Some recent quotes about permafrost/climate change related to avalanches in the mainstream press:
Changing climate bringing more extreme weather than before will also increase the frequency of large precipitation events and thus the danger of avalanches in Western Norway.
Permafrost close to the melting point is particularly exposed as temperatures rise. Warming of the ground can cause huge instability, and in steep terrains soil and rocks can loosen and cause avalanches as permafrost thaws or disappears.
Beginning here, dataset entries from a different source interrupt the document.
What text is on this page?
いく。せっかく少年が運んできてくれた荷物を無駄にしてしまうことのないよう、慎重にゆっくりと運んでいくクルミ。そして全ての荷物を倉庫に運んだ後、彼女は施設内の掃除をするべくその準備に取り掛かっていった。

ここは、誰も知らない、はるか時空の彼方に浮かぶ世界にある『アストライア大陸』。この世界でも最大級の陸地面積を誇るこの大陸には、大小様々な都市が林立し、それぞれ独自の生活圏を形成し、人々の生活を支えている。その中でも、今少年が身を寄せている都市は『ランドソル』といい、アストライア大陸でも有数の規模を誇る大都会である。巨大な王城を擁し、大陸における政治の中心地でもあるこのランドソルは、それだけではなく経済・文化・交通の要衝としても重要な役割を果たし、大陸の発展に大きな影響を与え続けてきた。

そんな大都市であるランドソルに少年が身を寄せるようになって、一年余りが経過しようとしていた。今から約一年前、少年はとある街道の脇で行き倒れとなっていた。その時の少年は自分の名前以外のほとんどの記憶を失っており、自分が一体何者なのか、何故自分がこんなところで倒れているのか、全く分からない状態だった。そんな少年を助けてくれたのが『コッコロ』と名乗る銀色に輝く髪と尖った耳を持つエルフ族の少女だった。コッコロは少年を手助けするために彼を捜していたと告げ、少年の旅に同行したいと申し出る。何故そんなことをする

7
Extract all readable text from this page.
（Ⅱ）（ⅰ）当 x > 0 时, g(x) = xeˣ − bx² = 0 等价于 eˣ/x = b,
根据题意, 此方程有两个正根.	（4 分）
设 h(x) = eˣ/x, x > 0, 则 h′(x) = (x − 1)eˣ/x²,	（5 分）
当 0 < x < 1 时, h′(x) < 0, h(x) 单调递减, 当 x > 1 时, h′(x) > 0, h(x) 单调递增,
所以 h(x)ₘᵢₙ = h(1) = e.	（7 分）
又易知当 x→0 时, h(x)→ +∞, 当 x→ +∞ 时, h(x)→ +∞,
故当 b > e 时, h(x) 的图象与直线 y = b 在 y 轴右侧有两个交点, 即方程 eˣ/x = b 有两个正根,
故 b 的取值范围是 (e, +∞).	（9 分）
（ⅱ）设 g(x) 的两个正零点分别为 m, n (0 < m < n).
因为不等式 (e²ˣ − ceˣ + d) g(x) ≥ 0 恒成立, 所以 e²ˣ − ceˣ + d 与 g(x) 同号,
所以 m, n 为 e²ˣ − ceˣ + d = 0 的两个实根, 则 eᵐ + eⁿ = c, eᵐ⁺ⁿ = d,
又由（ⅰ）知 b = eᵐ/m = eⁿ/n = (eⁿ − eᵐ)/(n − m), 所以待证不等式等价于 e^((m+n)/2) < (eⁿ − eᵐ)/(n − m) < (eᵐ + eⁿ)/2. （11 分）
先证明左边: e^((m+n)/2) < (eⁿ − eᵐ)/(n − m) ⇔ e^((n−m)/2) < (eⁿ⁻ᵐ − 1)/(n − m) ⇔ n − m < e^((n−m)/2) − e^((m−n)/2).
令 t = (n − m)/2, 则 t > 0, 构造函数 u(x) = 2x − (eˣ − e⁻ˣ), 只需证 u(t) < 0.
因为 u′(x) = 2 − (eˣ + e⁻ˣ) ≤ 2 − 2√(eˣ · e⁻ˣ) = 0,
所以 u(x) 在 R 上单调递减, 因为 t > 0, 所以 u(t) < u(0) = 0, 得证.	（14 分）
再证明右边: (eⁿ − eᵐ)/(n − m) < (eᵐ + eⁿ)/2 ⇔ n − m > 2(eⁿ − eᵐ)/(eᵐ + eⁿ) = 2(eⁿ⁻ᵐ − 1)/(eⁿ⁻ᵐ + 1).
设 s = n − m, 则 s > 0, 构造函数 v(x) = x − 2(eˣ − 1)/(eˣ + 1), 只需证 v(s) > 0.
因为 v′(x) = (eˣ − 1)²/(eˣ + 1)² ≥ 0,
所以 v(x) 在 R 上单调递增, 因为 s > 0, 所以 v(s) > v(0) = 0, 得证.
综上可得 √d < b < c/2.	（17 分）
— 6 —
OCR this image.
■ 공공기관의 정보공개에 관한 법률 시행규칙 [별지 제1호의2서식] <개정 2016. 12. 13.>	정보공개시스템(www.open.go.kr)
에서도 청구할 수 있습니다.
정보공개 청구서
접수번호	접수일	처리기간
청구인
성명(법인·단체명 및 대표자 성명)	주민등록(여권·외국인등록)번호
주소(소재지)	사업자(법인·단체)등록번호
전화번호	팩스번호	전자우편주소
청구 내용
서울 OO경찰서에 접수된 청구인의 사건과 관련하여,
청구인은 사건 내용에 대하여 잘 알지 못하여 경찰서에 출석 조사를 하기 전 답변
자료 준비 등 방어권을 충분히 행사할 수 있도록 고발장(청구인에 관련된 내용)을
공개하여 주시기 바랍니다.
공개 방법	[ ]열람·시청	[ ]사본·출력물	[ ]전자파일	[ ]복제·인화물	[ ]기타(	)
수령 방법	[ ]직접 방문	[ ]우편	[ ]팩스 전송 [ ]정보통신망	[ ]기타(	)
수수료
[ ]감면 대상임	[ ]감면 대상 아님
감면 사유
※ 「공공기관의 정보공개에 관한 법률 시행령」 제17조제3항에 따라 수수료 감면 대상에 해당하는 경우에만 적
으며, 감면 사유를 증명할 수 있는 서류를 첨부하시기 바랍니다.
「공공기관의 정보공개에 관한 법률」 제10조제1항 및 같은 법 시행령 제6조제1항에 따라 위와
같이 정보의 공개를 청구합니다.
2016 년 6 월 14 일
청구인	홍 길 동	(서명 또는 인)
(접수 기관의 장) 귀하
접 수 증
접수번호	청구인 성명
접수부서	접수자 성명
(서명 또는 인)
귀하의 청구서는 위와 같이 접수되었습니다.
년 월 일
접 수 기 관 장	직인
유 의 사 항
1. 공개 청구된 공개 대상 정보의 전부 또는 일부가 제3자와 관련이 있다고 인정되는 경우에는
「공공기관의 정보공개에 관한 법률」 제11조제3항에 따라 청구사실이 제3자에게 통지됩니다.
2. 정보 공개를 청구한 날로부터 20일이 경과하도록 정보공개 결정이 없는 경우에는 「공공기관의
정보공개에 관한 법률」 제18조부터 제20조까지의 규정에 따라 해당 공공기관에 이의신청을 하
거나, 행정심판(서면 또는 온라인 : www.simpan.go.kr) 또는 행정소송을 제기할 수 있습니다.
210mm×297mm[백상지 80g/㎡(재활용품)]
The expected climate changes for coming decades will probably cause further changes to permafrost in Norway.
Outer factors like weather and climate are influential, but must be seen in conjuction with inner factors in the mountain.
'Climate political spokesperson' Oskar Jarle Grimstad from the far–right governing FRP party (that generally does "not believe" in Climate Change) says the Norwegian state will from now on (2015) finance the avalanche surveillance projects in Norway. Until recently this has been paid for by local authorities. (When global warming may kill fellow Norwegians, it is apparently sufficiently believable.):
Government is preparing a state take–over of the surveillance service at Åknes/Tafjord Beredskap IKS from 2015.
Chief geologist Lars Helge Blikra at Åknes, the national center for avalanche surveillance, is also part of a research project on the connection between avalanches and climate change.
Some added 'personal touch' background on avalanches/tsunamis in Norway:
Coincidentally, both my grandmother on the father side AND my grandfather on the mother side were — independent of each other — in the Loen valley in Summer of 1936, shortly before the disastrous avalanche and tsunami there: A million m³ of rock from the 1493 m Raven Mountain crashed down into Lovatnet and caused a 74 m high tsunami killing everything in its way (74 people + cattle etc). 1936 was also a very hot year, so permafrost melt may have caused even that catastrophe.
41 people were killed in similar tsunamis in nearby Tafjord two years earlier, in 1934.